AI Boom Opens Opportunities in Power, Small Caps and Global Markets
Ross Mayfield warns that AI-driven market gains mask macro risks from energy prices and Fed policy, creating opportunities in power and small caps.
The U.S. stock market’s surge, powered by artificial intelligence and megacap technology firms, is obscuring mounting macroeconomic risks tied to energy prices and monetary policy, according to Ross Mayfield, Investment Strategist at Baird. “I don't think it's outweighed in terms of these companies' influence,” Mayfield said, emphasizing that the largest technology firms “touch that ecosystem at basically every level.”
In an interview with AInvest’s Capital & Power, Mayfield pointed to the dominant role of companies such as Alphabet, Amazon, Meta Platforms and Microsoft in driving index performance. Their leadership reflects both their position at the center of the AI build-out and the durability of their legacy businesses.
Coverage by Bloomberg News, Reuters and several other outlets has similarly highlighted how investment in AI infrastructure, from cloud computing to semiconductor capacity, has fueled earnings expectations and concentrated gains in a narrow group of firms. That concentration, however, raises structural concerns for investors.

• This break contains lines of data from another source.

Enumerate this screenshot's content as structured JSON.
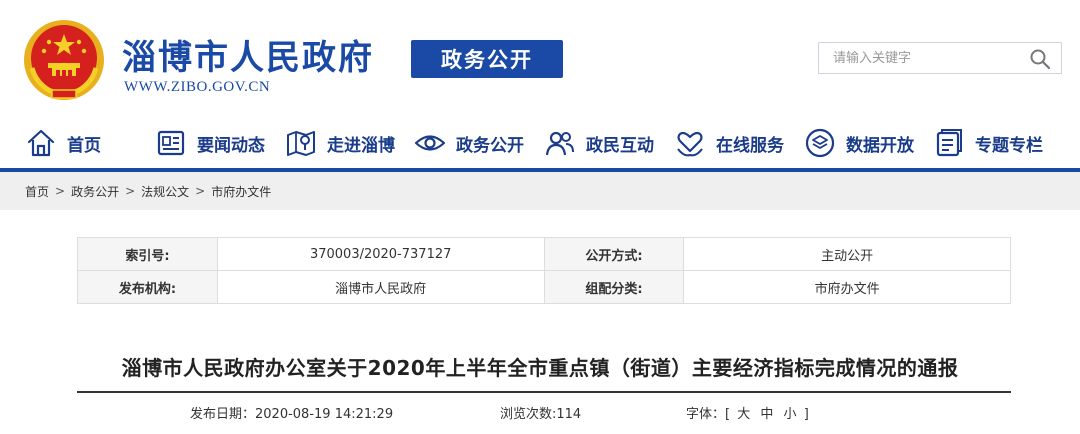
{
  "header": {
    "site_title": "淄博市人民政府",
    "site_url": "WWW.ZIBO.GOV.CN",
    "channel_badge": "政务公开",
    "search_placeholder": "请输入关键字",
    "brand_color": "#1a4aa6"
  },
  "nav": {
    "items": [
      {
        "label": "首页",
        "icon": "home-icon"
      },
      {
        "label": "要闻动态",
        "icon": "news-icon"
      },
      {
        "label": "走进淄博",
        "icon": "map-icon"
      },
      {
        "label": "政务公开",
        "icon": "eye-icon"
      },
      {
        "label": "政民互动",
        "icon": "people-icon"
      },
      {
        "label": "在线服务",
        "icon": "heart-hand-icon"
      },
      {
        "label": "数据开放",
        "icon": "layers-icon"
      },
      {
        "label": "专题专栏",
        "icon": "document-icon"
      }
    ]
  },
  "breadcrumb": {
    "items": [
      "首页",
      "政务公开",
      "法规公文",
      "市府办文件"
    ],
    "separator": ">"
  },
  "info_table": {
    "index_label": "索引号:",
    "index_value": "370003/2020-737127",
    "disclosure_label": "公开方式:",
    "disclosure_value": "主动公开",
    "publisher_label": "发布机构:",
    "publisher_value": "淄博市人民政府",
    "category_label": "组配分类:",
    "category_value": "市府办文件"
  },
  "article": {
    "title": "淄博市人民政府办公室关于2020年上半年全市重点镇（街道）主要经济指标完成情况的通报",
    "publish_label": "发布日期：",
    "publish_date": "2020-08-19 14:21:29",
    "views_label": "浏览次数:",
    "views": "114",
    "font_label": "字体：",
    "bracket_open": "[",
    "font_large": "大",
    "font_medium": "中",
    "font_small": "小",
    "bracket_close": "]"
  }
}
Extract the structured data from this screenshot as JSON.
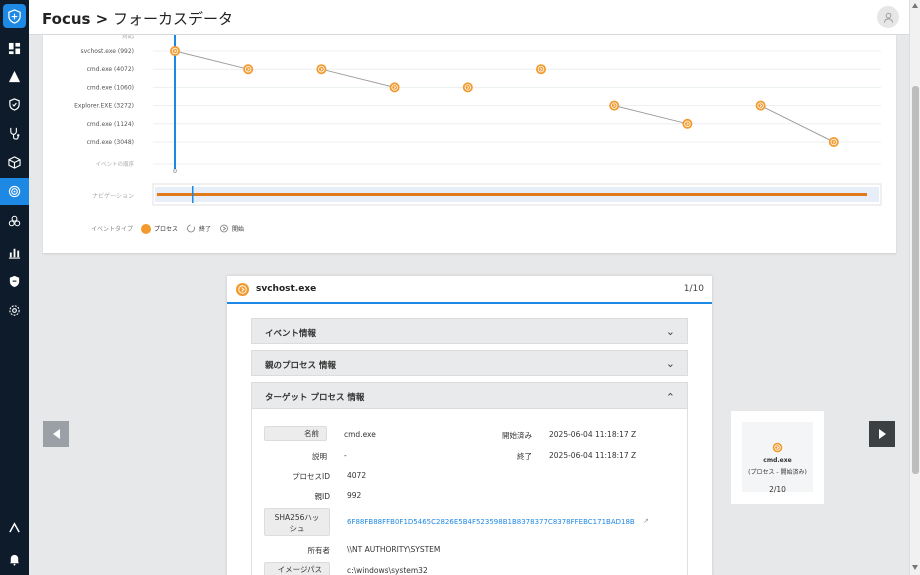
{
  "header": {
    "title_bold": "Focus >",
    "title_rest": " フォーカスデータ"
  },
  "sidebar": {
    "items": [
      {
        "icon": "dashboard-icon",
        "active": false
      },
      {
        "icon": "alert-icon",
        "active": false
      },
      {
        "icon": "shield-icon",
        "active": false
      },
      {
        "icon": "stethoscope-icon",
        "active": false
      },
      {
        "icon": "cube-icon",
        "active": false
      },
      {
        "icon": "focus-icon",
        "active": true
      },
      {
        "icon": "biohazard-icon",
        "active": false
      },
      {
        "icon": "report-icon",
        "active": false
      },
      {
        "icon": "policy-icon",
        "active": false
      },
      {
        "icon": "settings-icon",
        "active": false
      }
    ]
  },
  "timeline": {
    "top_label": "対応",
    "rows": [
      "svchost.exe (992)",
      "cmd.exe (4072)",
      "cmd.exe (1060)",
      "Explorer.EXE (3272)",
      "cmd.exe (1124)",
      "cmd.exe (3048)"
    ],
    "order_label": "イベントの順序",
    "order_tick": "0",
    "navigation_label": "ナビゲーション",
    "legend": {
      "title": "イベントタイプ",
      "process": "プロセス",
      "end": "終了",
      "start": "開始"
    },
    "colors": {
      "event": "#f39a2e",
      "cursor": "#1e88e5",
      "line": "#9e9e9e"
    },
    "events": [
      {
        "row": 0,
        "order": 0
      },
      {
        "row": 1,
        "order": 1
      },
      {
        "row": 1,
        "order": 2
      },
      {
        "row": 2,
        "order": 3
      },
      {
        "row": 2,
        "order": 4
      },
      {
        "row": 1,
        "order": 5
      },
      {
        "row": 3,
        "order": 6
      },
      {
        "row": 4,
        "order": 7
      },
      {
        "row": 3,
        "order": 8
      },
      {
        "row": 5,
        "order": 9
      }
    ],
    "links": [
      [
        0,
        1
      ],
      [
        2,
        3
      ],
      [
        6,
        7
      ],
      [
        8,
        9
      ]
    ]
  },
  "detail": {
    "title": "svchost.exe",
    "count": "1/10",
    "sections": [
      "イベント情報",
      "親のプロセス 情報",
      "ターゲット プロセス 情報"
    ],
    "fields": {
      "name_label": "名前",
      "name_value": "cmd.exe",
      "started_label": "開始済み",
      "started_value": "2025-06-04 11:18:17 Z",
      "desc_label": "説明",
      "desc_value": "-",
      "end_label": "終了",
      "end_value": "2025-06-04 11:18:17 Z",
      "pid_label": "プロセスID",
      "pid_value": "4072",
      "ppid_label": "親ID",
      "ppid_value": "992",
      "sha_label_1": "SHA256ハッ",
      "sha_label_2": "シュ",
      "sha_value": "6F88FB88FFB0F1D5465C2826E5B4F523598B1B8378377C8378FFEBC171BAD18B",
      "owner_label": "所有者",
      "owner_value": "\\\\NT AUTHORITY\\SYSTEM",
      "image_label": "イメージパス",
      "image_value": "c:\\windows\\system32"
    }
  },
  "next": {
    "name": "cmd.exe",
    "sub": "(プロセス - 開始済み)",
    "count": "2/10"
  }
}
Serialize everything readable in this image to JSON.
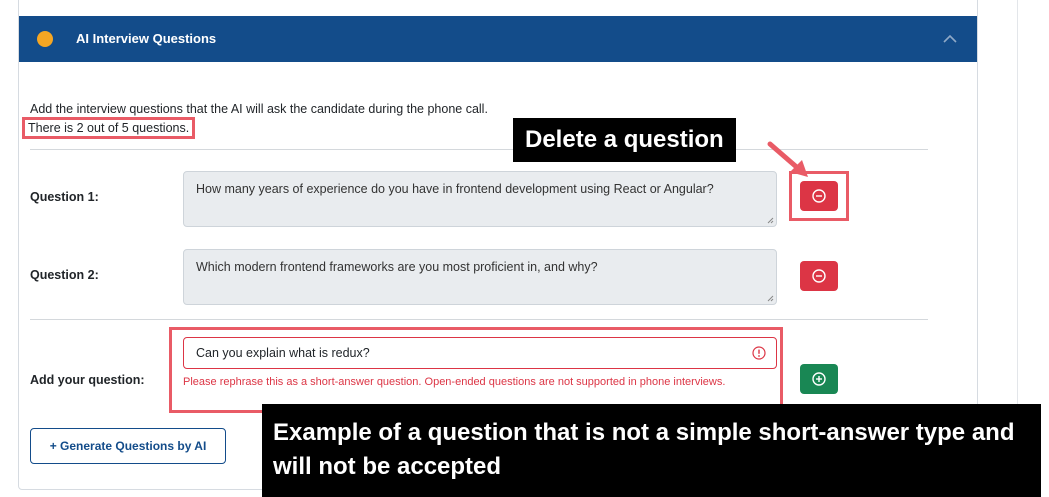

Mayfield cautioned that many holders of broad index funds may underestimate their exposure. Investors who believe they own a diversified basket of companies “might think you own 500 equal weighted companies…that I don't think is offered…at this moment,” he said.
AI Momentum Underpins Valuations
The durability of current valuations depends heavily on continued confidence in AI. Mayfield argued that recent technological progress supports that optimism.
“To be a believer in these companies…you have to be a believer that AI is real,” he said, pointing to rapid advancements in model capabilities and enterprise adoption.
Reuters has reported that corporate spending on AI and data-center infrastructure continues to accelerate, with major technology firms committing billions to expand computing capacity. Despite the surge, Mayfield noted that valuations remain within historical norms. “They're 20s, 30s…It's fairly reasonable,” he said, referring to forward price-to-earnings multiples.
Energy Prices and Geopolitics Pose Risks
Beneath the surface, Mayfield sees significant macro risks, particularly tied to oil markets and the Iran war. “The market has just decided they're tired of the policy by tweet,” he said, warning that investors may be ignoring “the tail risk that we could still devolve into kind of a hot war in Iran.”
Tensions in the Middle East have disrupted the flow of oil through the Strait of Hormuz pushing crude prices above $100 a barrel. While the U.S. economy is less energy-intensive than in past decades, Mayfield said sustained high oil prices would still weigh on growth.

Sector-level performance already reflects some of that strain. Consumer discretionary stocks, he noted, have lagged as higher fuel costs erode household spending power, even as AI-related sectors continue to rally.
Federal Reserve Policy in Focus
Another key risk is the potential response from the Federal Reserve. Mayfield warned that policymakers could overreact to inflation driven by energy costs. “Hiking into an oil shock is by my lights a policy mistake,” he said, adding that tighter monetary policy could amplify economic slowdown risks.
The concern echoes commentary in The Wall Street Journal and Bloomberg News, where economists have cautioned that central banks face a difficult balancing act between controlling inflation and sustaining growth amid supply-driven price pressures.
Mayfield also identified the labor market as a critical vulnerability. While layoffs remain limited and unemployment claims low, hiring has been concentrated in a narrow set of sectors.
“Outside of that area, it is a very tough labor market,” he said, noting that consumer spending depends heavily on continued employment stability. “This is a consumer economy…if anything happens to the labor market, the rest of the stuff kind of falls apart,” he added.
Opportunities Beyond Megacaps
Despite the risks, Mayfield highlighted areas of opportunity tied to the AI expansion, particularly in infrastructure. “The major bottleneck for the AI build out…has everything to do with power,” he said, pointing to demand for electricity generation and grid capacity.
Bloomberg News has similarly reported that utilities and industrial firms are seeing increased demand tied to data-center construction and energy needs.
Mayfield also cited small-cap stocks and international markets as potential beneficiaries of a weaker dollar environment, as well as software companies that have lagged amid concerns about AI disruption.
“There are a lot of babies that have been thrown out with the bathwater,” he said, describing the sector as a rare value opportunity.